A former chief of staff to the Brexit Secretary has claimed two Cabinet ministers have contacted him expressing sympathy for his calls for centrist MPs to form a new party.
James Chapman, who worked for David Davis following the EU referendum last year, said the Conservative Party would never again get a majority because its brand had been so badly damaged.
Mr Chapman has voiced criticism of Brexit in recent days in a series of remarks on Twitter, and told BBC Radio 4's Today programme: "Two people in the Cabinet now, a number of people who have been in Conservative cabinets before now, better cabinets I might say than the current one, and a number of shadow cabinet ministers have also been in touch.
"They're not saying that they are going to quit their parties but they are saying they understand that there is an enormous gap in the centre now of British politics, the two main parties have been captured by the fringes."

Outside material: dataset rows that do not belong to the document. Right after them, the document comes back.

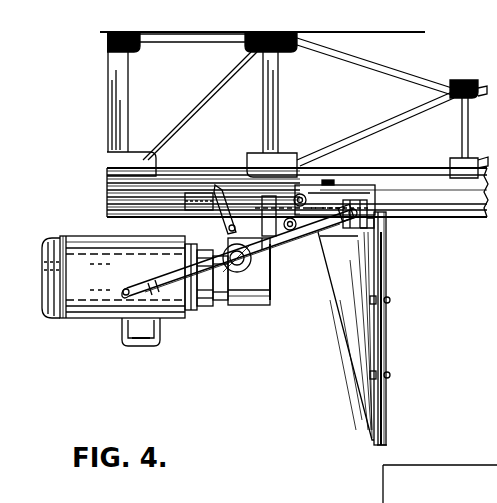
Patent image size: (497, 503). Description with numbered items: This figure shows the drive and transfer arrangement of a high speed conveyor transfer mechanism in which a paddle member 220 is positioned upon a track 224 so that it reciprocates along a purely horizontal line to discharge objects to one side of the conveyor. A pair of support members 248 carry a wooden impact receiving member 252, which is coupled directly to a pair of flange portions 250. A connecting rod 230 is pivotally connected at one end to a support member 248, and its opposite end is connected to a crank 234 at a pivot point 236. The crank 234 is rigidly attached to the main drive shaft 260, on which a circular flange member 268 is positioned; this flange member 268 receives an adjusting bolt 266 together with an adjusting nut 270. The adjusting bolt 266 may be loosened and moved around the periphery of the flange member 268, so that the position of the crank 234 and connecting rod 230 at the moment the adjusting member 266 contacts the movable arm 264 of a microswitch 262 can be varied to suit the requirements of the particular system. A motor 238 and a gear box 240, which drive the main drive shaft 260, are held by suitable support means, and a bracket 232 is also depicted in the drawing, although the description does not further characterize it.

The paddle member 220 is at (402, 334).
The track 224 is at (388, 372).
The connecting rod 230 is at (224, 300).
The pivot bracket 232 is at (358, 228).
The crank 234 is at (208, 308).
The pivot point 236 is at (123, 318).
The motor 238 is at (170, 346).
The gear box 240 is at (240, 305).
The support member 248 is at (328, 330).
The flange portion 250 is at (386, 247).
The impact receiving member 252 is at (386, 407).
The main drive shaft 260 is at (200, 233).
The microswitch 262 is at (197, 192).
The movable arm 264 is at (237, 232).
The adjusting bolt 266 is at (268, 238).
The circular flange member 268 is at (270, 297).
The adjusting nut 270 is at (272, 262).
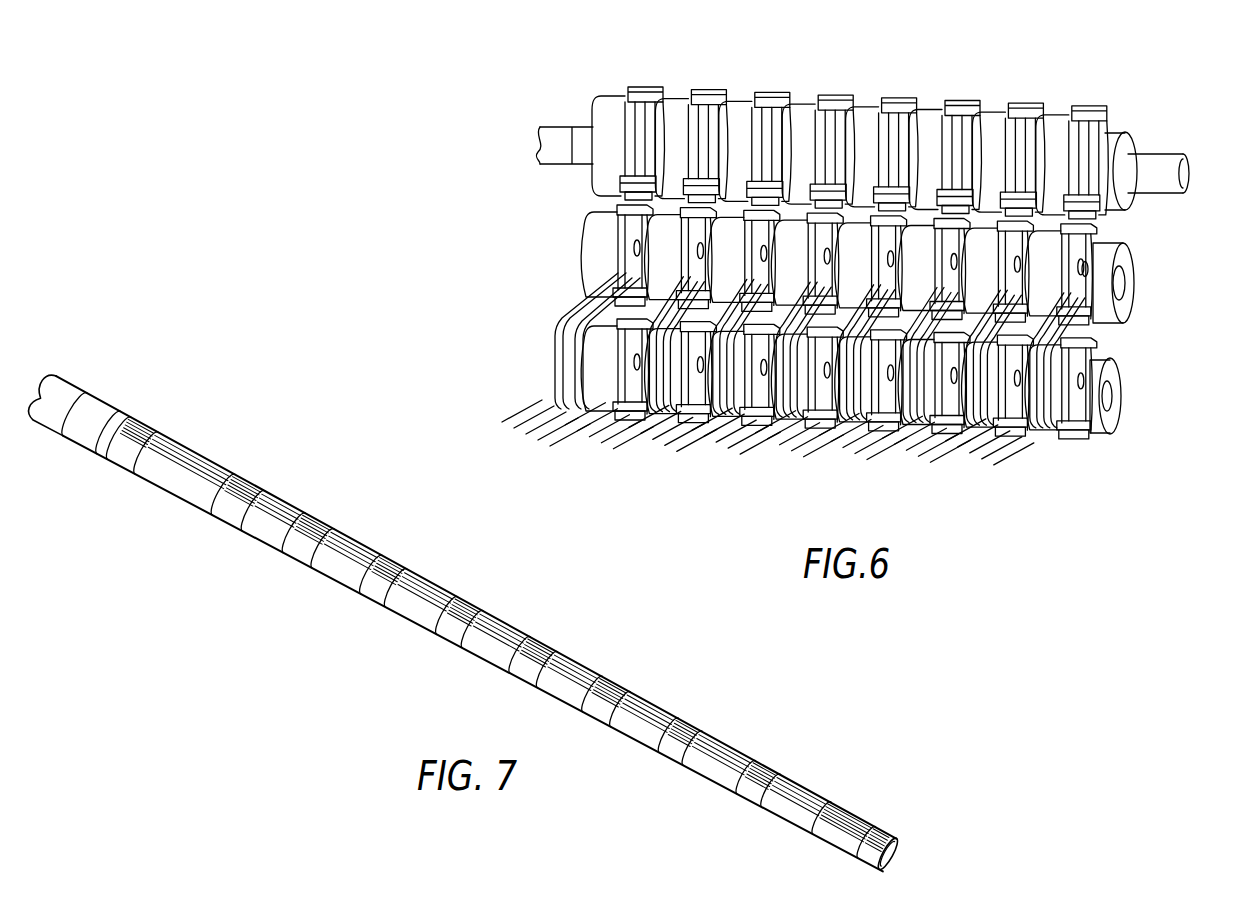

Mr Chapman went on to say: "My view is that the Conservative Party brand has now been damaged to such an extent that the party won't be elected again and ever again get a majority.
"There are times in our national life when you have to put your nation before your country and what the hard Brexit plan Mrs (Theresa) May is pursuing in going to take the economy off a cliff, it's going to make Black Wednesday look like a picnic and when that happens the Conservative Party will never be in power again."
However Brexit-backing Jacob Rees-Mogg, MP for North East Somerset, said he would be "very surprised" if Mr Chapman was correct.
He told the programme: "I think most people in the high levels of the party and across the Conservative Party and the nation have accepted the democratic result of the referendum a year ago."